In March, the EPA expects to finalize proposed regulations to curb mercury emissions by 70 percent over the same time period.
Now Bush hopes to focus his attention on Congress, which has been deadlocked for years on the question of air quality. Bolstered by a larger Senate GOP majority, the administration is hoping it can pass legislation to establish a nationwide cap-and-trade system that would allow companies to buy and sell pollution credits.
James L. Connaughton, who chairs the White House Council on Environmental Quality, said passing Clear Skies represents one of Bush' s "top clean-air, clean-energy priorities for next year." Although the EPA will continue to work on new air quality rules, Connaughton said, the administration would prefer legislation because "it applies nationwide and will have greater overall reductions and benefits."
Electric utility operators, who are responsible for 22 percent of the nation's nitrogen oxide and 68 percent of its sulfur dioxide pollution, said yesterday that they prefer a legislative approach over a new set of federal rules.
"No set of regulations, no matter how well crafted, can provide the same degree of certainty for business and the environment as sensible legislation," said Thomas R. Kuhn, president of the Edison Electric Institute. "Unfortunately, any new regulations almost inevitably will be delayed by litigation, perpetuating uncertainty for power companies and hindering air quality improvements."
But several environmental advocates said the administration is undermining public health by delaying the interstate rule and pressing for legislation that, they said, would make it easier for companies to continue polluting. Clear Skies would represent the most sweeping changes in the Clean Air Act since 1990.

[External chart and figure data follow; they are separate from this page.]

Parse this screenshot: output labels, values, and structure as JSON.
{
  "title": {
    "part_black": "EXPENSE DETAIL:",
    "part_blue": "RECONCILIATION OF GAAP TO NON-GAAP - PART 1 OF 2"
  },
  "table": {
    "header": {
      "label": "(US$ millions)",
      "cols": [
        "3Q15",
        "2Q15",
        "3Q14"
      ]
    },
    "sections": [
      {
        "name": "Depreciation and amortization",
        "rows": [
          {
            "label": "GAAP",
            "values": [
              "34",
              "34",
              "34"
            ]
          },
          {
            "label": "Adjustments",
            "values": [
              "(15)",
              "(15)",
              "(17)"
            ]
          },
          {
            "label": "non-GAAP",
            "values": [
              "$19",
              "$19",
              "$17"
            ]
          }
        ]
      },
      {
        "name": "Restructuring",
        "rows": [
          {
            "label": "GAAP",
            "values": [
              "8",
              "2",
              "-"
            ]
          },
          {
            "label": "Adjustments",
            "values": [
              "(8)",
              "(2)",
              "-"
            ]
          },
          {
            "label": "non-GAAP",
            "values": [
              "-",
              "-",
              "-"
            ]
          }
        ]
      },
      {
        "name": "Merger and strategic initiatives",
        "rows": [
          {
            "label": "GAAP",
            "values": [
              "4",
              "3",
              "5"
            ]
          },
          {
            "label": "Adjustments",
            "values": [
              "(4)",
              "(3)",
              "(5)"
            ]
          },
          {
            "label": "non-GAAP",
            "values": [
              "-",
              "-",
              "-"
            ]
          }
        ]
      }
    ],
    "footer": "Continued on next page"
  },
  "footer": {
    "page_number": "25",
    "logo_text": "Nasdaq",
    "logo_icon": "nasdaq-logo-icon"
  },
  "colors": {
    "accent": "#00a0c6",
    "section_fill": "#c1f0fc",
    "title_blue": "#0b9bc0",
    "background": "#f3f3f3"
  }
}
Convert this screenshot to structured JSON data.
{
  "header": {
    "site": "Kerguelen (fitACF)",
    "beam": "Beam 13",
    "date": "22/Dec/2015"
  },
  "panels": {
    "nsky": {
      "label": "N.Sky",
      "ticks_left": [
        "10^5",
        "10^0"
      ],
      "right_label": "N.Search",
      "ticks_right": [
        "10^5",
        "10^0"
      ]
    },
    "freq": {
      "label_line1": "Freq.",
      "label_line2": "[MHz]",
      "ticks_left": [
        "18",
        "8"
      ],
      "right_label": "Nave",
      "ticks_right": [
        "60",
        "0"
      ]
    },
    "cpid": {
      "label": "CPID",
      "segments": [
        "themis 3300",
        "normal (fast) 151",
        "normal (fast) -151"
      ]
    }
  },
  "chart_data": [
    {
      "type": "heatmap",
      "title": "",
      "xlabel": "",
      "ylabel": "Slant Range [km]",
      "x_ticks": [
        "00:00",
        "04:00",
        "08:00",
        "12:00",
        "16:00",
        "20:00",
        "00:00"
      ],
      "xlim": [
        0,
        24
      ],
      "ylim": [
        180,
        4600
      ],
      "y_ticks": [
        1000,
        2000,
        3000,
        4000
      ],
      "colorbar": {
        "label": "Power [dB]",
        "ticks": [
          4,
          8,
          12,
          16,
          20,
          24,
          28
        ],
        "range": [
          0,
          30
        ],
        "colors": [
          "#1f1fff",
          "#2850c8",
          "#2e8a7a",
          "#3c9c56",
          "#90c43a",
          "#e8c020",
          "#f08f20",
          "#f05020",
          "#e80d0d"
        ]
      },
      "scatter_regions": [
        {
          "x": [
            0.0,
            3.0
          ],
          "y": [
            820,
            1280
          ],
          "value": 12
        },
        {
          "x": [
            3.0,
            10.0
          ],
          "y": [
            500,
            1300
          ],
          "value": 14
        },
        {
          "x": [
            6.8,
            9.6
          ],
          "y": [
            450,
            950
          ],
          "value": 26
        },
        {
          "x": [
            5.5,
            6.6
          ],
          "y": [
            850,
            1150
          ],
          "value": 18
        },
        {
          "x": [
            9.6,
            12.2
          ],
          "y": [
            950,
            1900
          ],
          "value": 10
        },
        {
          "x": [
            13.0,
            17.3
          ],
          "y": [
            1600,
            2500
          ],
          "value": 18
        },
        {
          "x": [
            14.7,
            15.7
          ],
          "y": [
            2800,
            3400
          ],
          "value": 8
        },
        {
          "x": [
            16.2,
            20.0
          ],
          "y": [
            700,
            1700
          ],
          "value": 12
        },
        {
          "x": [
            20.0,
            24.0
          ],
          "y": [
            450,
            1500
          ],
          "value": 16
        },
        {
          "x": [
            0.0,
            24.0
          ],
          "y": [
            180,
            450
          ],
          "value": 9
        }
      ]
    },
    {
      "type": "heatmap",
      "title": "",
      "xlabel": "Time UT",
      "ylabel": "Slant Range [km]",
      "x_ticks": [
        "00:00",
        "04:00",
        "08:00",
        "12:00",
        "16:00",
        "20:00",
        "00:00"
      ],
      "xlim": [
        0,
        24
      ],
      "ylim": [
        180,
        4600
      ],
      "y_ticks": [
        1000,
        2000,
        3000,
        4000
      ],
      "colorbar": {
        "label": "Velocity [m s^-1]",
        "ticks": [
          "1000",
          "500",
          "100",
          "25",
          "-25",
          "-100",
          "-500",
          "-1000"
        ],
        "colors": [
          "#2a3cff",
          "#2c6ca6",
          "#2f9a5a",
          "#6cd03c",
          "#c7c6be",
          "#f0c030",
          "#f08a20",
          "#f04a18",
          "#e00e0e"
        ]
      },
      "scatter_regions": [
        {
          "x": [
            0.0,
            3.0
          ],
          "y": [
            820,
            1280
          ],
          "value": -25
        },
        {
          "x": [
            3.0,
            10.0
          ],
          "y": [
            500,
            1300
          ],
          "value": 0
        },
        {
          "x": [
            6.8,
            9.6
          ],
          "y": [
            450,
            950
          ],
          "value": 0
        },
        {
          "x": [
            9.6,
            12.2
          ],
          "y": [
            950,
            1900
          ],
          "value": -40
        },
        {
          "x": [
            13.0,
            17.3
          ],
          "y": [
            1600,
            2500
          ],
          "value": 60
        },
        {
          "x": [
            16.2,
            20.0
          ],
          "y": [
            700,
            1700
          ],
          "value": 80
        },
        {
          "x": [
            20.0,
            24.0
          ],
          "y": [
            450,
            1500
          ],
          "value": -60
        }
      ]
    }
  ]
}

"The Clean Air Act is now under a great threat from Congress, and delaying the interstate rule will fuel the fire that Senate Environment and Public Works Committee Chairman James Inhofe is trying to light under Congress to go after the law," said Clean Air Watch President Frank O'Donnell, referring to the Oklahoma Republican.
In contrast to the "interstate" rule, which mainly affects states east of the Mississippi River and sets tighter controls on the two pollutants, the Clear Skies bill makes more sweeping changes to air quality enforcement and regulates mercury as well. The bill, which Inhofe hopes to put to a committee vote in February, would postpone deadlines for meeting public health standards on smog and fine-particle soot from 2009 to 2015 and would exempt affected smokestacks from "new source review" requirements that require plants to install stricter pollution controls when they upgrade their equipment.
Clear Skies still faces significant Democratic opposition: Sen. Patrick J. Leahy (D-Vt.), who serves on an Appropriations panel overseeing the EPA's budget, said in an interview that Clear Skies is "a polluting bill" that is worse than current law. Rep. Rick Boucher (D-Va.), the top Democrat on the House Energy and Commerce Committee's subcommittee on energy and air quality, said he would "think long and hard" about whether a cap-and-trade system is appropriate for regulating mercury and nitrogen oxide.
Sens. Thomas R. Carper (D-Del.) and James M. Jeffords (I-Vt.) have filed bills that would go further than Clear Skies by curbing carbon dioxide emissions and achieving steeper and faster reductions in the other three pollutants. Jeffords's bill would curb nitrogen oxide and sulfur dioxide pollution 75 percent by 2009, for example, while Carper's plan would obtain a 60 percent cut in the two pollutants by 2009.